Weaknesses: The main contribution of this paper is the well tailored dataset Rel3D. For the methods in the benchmark (Table 1), it validates that many 2D methods rely on the language and 2D bias to achieve a high accuracy on existing datasets but fails on Rel3D. It also indicates leveraging 3D features can largely improves the relation inference. However, this paper does not provide a proper solution to fully leverage this dataset to advance the relation reasoning from 2D.

Correctness: Claims and methods in this paper are clarified clearly.

Clarity: The paper is well written and easy to follow.

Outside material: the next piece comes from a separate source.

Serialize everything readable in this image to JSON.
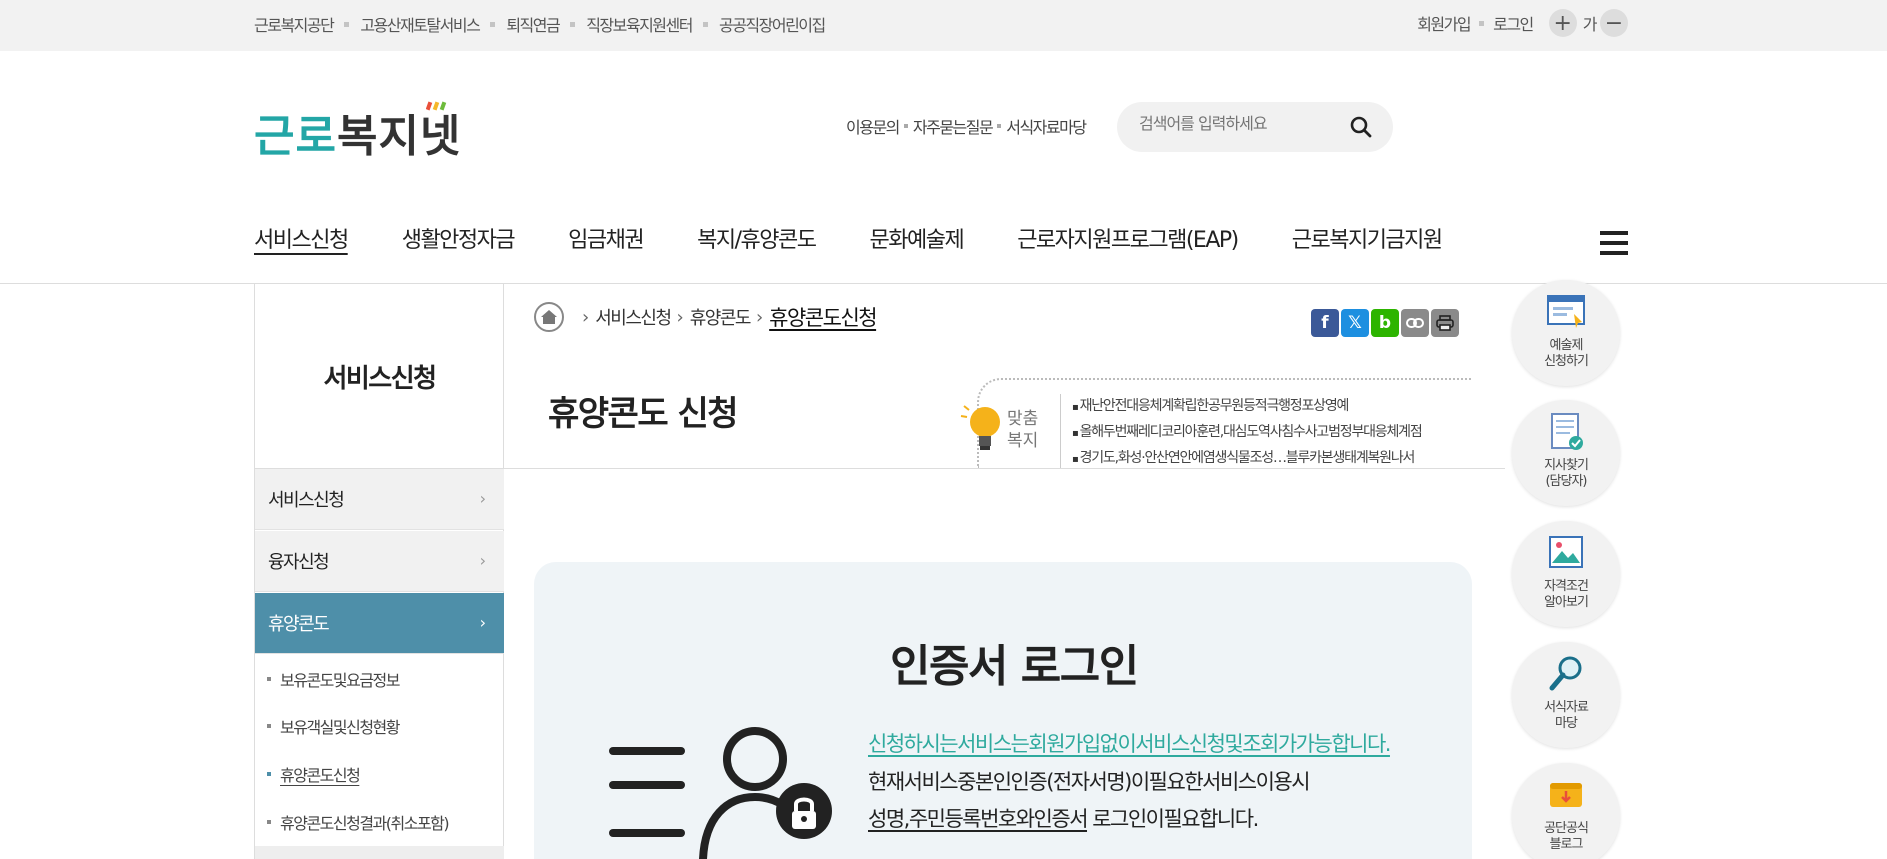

Relation to Prior Work: Yes

Reproducibility: Yes

Additional Feedback: Post-rebuttal: After reading the rebuttal and others' comments, I would like to raise my rating. I am convinced that Rel3D will be helpful to trigger researchs in the relevant area.


Review 3

Summary and Contributions: The paper presents a dataset of synthetic 3D object pairs exhibiting a variety of spatial relations. The dataset is constructed by crowdsourcing the placements of object pairs given a particular subject-predicate-object spatial relation. Crowdworkers are then presented with rendered images of the object pairs to verify whether the relation holds. Moreover, the crowdworkers create minimal contrastive pairs by perturbing an object pair to falsify the specified spatial relation. A number of recent methods are applied on the dataset to benchmark their performance on the spatial relation classification task (binary yes/no output). It is shown that recent methods are outperform by a naive baseline using only 2D bounding box information. The authors propose an approach that leverages 3D information (e.g., object relative location and pose), which improves performance but still does not reach human-level spatial relation classification performance. Other experiment shows that the minimally contrastive pairs lead to improved sample efficiency.

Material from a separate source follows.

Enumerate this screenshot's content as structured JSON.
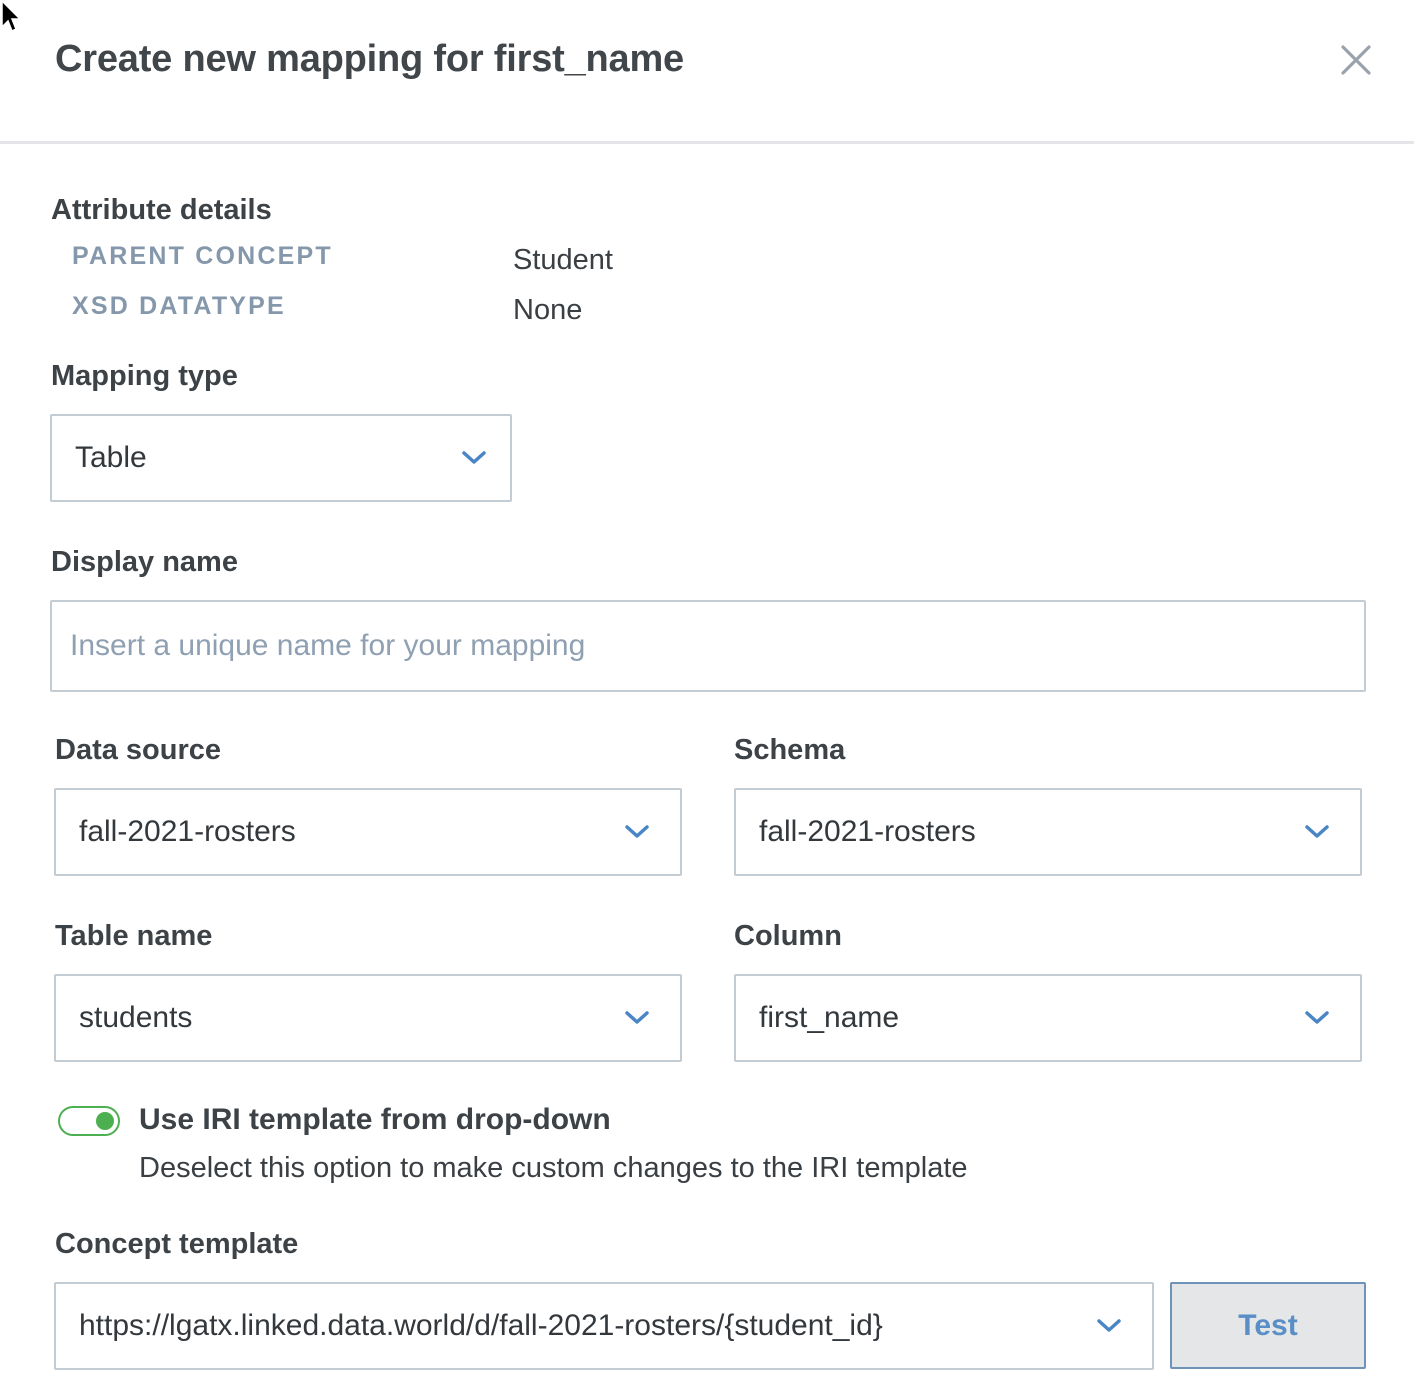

Strengths: + Dataset collection procedure is described comprehensively, with clear rationales for most design decisions + The construction of minimally contrastive pairs is clever and the resulting data appears to be highly valuable

Weaknesses: - There needs to be a discussion of how this work relates to earlier work by Chang et al. on crowdsourcing synthetic 3D scenes to investigate language grounding (including spatial relation grounding) -- see the detailed comments on related work. - A few details are missing from the exposition and should be clarified: 1) how were specific object instances selected and were they pre-specified for a given crowdworker? 2) Rationale for subsampling only 1/4 of all relations and what relations are excluded due to that? 3) To my understanding, a crowdworker's judgment that a relation is not valid in a presented image is deemed to imply that the relation is not using an intrinsic frame of reference -- is this a reasonable assumption (i.e. are there other cases when a crowdworker might say the relation does not hold)?

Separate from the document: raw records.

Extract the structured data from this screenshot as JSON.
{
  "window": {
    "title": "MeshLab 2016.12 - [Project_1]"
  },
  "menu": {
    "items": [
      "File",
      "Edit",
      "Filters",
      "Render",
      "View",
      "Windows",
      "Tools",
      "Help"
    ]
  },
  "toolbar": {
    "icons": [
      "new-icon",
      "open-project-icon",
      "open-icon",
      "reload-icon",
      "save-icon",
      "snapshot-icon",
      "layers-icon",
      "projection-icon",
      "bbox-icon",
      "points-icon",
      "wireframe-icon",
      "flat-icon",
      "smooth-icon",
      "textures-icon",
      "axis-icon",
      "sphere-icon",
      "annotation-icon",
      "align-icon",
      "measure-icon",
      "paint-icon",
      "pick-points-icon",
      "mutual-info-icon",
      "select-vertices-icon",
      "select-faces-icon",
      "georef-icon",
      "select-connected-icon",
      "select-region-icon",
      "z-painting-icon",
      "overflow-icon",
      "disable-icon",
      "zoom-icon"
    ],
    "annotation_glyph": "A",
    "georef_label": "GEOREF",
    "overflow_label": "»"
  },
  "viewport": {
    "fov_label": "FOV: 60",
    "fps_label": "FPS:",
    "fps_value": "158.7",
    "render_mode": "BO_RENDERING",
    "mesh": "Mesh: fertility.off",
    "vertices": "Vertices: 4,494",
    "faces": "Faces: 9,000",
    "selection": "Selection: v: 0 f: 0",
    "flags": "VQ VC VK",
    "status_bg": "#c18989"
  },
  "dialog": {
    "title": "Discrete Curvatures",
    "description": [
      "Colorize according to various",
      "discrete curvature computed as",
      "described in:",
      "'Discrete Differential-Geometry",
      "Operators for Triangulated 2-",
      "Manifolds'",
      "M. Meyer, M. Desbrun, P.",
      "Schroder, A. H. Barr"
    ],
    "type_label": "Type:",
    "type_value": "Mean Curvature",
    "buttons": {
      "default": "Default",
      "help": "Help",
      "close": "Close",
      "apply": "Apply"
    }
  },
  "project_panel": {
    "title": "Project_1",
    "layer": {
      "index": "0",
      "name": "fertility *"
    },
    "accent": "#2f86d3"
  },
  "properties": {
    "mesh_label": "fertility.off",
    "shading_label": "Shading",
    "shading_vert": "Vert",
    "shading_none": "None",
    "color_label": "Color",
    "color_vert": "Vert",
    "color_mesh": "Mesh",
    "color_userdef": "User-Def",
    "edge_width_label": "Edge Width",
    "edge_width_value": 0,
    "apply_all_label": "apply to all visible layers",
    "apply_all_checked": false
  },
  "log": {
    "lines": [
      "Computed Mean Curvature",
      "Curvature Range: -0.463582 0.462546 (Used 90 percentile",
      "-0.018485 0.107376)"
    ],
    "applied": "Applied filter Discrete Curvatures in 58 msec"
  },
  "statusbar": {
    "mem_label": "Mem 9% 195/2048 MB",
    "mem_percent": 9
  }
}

Correctness: Yes, as far as I can tell.

Clarity: Yes, the paper is well written.

Relation to Prior Work: Yes, mostly. There are a couple missing references to prior work that has addressed constructed synthetic 3D scene datasets and/or addressed 3D spatial relations: - Learning Spatial Knowledge for Text to 3D Scene Generation [Chang et al. EMNLP 2014] - Text to 3D Scene Generation with Rich Lexical Grounding [Chang et al. ACL 2015]

Reproducibility: Yes

Additional Feedback: Some minor writing issues: 72: "Language" -> language 169: "comprise of 358 shapes" 286: "does no well than a random baseline" 329: "Sample Efficiency. we hypothesize" -> We hypothesize *** Post-rebuttal update I have read the rebuttal and other reviews. The rebuttal addresses my questions, and my opinion on accepting the paper remains positive.